Sue Bird Lets Us Into Her World

From Michelle Voepel at ESPN:

Sue Bird is one of the best basketball players in WNBA history, but she has not been as outspoken as other female athletes during her career. This close-up of her life today provides a good portrait.

While her friends and family have known she is gay for years, she did not declare it publicly until recently.

“I’m gay. Megan’s my girlfriend. … These aren’t secrets to people who know me,” Bird says. “I don’t feel like I’ve not lived my life. I think people have this assumption that if you’re not talking about it, you must be hiding it, like it’s this secret. That was never the case for me…It’s happening when it’s happening because that’s what feels right,” Bird says. “So even though I understand there are people who think I should have done it sooner, it wasn’t right for me at the time. I have to be true to that. It’s my journey.”

Comparing her level-headed approach to life to the more emotional perspective of her girlfriend, US soccer player Megan Rapinoe:

“Megan feels really passionately about things,” Bird says. “I just never felt that calling, if that’s the right word. I was living my life, just not necessarily leading the charge. But I never felt that made me any less real.”

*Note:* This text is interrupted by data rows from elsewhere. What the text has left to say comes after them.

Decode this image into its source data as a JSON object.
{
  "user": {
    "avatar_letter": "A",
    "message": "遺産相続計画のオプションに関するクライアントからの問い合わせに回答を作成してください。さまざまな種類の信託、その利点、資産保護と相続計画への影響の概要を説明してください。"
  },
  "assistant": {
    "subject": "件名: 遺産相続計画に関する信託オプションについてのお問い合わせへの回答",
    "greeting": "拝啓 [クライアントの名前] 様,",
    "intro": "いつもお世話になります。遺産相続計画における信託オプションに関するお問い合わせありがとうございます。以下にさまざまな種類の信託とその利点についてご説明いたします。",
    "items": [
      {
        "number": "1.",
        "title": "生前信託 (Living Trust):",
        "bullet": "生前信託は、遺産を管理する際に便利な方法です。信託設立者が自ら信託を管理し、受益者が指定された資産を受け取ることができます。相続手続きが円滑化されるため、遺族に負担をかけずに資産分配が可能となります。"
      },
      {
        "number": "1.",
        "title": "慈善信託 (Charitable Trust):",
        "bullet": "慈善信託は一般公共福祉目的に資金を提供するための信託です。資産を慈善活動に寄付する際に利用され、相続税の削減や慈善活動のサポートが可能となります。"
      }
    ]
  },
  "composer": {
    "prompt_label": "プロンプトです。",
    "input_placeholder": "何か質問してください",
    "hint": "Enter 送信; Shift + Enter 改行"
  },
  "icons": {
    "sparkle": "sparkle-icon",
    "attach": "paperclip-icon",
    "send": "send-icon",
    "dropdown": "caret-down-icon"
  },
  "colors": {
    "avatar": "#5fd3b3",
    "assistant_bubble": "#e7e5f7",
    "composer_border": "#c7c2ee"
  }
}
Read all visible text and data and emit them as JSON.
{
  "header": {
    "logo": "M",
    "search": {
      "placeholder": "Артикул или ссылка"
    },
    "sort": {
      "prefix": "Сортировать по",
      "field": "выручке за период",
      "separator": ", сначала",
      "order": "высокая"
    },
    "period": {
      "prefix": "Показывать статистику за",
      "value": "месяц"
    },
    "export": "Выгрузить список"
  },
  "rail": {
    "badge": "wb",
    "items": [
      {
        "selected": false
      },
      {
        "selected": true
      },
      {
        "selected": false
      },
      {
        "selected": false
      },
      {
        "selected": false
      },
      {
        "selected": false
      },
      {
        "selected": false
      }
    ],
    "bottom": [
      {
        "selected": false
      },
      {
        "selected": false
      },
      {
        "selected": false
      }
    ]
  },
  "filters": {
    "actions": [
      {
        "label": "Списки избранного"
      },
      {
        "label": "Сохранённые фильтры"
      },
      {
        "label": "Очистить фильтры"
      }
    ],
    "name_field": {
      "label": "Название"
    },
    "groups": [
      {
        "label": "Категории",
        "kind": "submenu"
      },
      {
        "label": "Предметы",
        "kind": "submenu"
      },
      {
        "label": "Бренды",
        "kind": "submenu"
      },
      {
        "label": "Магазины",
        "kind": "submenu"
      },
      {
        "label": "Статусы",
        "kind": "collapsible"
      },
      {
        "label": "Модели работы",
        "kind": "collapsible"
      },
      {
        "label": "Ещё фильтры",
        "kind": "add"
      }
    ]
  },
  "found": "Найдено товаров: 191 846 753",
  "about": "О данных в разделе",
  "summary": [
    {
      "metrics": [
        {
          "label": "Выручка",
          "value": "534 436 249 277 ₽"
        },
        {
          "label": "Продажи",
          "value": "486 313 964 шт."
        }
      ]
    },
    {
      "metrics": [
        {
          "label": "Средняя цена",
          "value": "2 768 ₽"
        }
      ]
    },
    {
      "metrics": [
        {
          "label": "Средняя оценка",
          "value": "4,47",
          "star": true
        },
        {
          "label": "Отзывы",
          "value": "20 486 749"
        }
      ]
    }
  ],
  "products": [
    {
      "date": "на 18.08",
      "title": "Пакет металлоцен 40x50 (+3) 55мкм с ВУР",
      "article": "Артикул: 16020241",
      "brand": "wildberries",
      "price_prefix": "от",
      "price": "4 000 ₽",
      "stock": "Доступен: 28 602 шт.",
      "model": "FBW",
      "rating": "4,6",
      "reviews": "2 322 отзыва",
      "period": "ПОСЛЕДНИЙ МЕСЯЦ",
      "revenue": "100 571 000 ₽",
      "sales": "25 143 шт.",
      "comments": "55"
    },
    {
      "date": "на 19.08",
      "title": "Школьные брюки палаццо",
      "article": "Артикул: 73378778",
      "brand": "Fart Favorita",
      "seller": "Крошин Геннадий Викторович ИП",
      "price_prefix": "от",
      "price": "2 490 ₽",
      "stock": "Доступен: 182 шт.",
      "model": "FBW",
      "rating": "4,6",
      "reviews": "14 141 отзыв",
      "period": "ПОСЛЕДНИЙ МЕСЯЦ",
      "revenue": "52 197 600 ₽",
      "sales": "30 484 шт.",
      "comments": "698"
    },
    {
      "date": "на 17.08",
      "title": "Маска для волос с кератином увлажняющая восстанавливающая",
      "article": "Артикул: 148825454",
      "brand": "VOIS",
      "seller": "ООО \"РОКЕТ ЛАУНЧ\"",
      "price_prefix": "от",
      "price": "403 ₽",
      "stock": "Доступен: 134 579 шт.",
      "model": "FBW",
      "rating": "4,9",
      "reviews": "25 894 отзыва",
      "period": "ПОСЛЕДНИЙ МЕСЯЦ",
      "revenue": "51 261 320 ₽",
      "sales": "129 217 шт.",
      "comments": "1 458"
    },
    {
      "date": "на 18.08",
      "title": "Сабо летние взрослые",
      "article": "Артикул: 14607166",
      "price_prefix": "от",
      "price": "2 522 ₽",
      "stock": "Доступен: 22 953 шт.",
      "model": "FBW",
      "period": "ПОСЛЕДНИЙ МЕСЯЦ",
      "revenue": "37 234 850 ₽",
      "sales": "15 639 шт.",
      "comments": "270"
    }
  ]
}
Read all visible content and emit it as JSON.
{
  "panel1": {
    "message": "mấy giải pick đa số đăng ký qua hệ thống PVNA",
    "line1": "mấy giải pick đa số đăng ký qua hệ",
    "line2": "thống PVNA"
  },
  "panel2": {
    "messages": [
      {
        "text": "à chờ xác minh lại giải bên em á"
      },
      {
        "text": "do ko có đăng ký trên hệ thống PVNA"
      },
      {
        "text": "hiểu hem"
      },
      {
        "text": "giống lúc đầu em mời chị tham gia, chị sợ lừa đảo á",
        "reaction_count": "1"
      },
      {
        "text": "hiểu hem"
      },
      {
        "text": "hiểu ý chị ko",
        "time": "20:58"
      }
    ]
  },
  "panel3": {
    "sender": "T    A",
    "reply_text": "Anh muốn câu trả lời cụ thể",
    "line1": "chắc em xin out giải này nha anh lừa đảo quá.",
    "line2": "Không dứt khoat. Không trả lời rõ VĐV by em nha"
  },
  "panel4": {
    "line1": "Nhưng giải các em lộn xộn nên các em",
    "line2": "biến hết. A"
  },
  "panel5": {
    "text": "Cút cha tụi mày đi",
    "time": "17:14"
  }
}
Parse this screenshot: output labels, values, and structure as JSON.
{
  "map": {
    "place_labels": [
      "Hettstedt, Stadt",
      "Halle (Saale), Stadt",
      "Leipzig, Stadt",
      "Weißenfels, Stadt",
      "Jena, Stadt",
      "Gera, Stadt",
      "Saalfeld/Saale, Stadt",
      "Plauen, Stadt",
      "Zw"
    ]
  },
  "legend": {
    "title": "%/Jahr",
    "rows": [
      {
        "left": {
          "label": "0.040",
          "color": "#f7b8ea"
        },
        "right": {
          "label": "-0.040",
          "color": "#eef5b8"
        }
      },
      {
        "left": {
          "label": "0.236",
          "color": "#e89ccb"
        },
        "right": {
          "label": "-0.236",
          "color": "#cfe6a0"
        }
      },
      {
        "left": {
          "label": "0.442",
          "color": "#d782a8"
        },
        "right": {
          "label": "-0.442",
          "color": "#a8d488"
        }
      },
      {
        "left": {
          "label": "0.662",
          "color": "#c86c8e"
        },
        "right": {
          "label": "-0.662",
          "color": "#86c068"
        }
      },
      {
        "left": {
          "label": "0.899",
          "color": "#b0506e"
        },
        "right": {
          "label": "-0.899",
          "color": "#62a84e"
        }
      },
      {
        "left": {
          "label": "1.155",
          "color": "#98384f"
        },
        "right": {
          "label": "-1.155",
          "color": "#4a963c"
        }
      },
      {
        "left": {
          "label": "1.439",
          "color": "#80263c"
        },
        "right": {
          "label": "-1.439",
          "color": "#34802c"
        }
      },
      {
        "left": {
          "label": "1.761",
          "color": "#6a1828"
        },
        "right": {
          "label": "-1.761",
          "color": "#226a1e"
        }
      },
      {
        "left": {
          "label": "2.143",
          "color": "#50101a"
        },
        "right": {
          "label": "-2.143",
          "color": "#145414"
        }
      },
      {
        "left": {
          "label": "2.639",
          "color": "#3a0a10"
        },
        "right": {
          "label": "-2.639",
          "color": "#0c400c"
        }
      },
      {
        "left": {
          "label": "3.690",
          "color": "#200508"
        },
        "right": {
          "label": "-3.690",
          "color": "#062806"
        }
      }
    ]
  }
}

Bird has surprised coaches by understanding how to balance setbacks in her athletic career with the rest of her life to avoid becoming burned out. She associates that perspective to a comment from Duke coach Mike Krzyzewski that the “psyche of the best players sometimes is taken for granted because they seem to be fine, even when they’re not.

Bird never put much credence in strict diet, conditioning, or sleep regimens until injuries and not feeling 100% in 2014 changed her mind. With her trainer,

they built a daily diet/exercise/rest plan that Bird has followed without fail. She has also fully embraced technology; she now uses the WHOOP fitness tracking device that monitors the entirety of an athlete’s day and provides specific data to implement. “Once she knows something works,” Borchardt says, “she buys in all the way.”

One other great story: in her sophomore year at UConn, coming off a freshman season in which she only played 8 games due to injuries, her coach Geno Auriemma told her that if anything went wrong with the team going forward, it would be her fault.

Such is Auriemma’s genius at reading people. He made Bird feel ownership for everything because he knew that the more responsibility she had, the more she would thrive.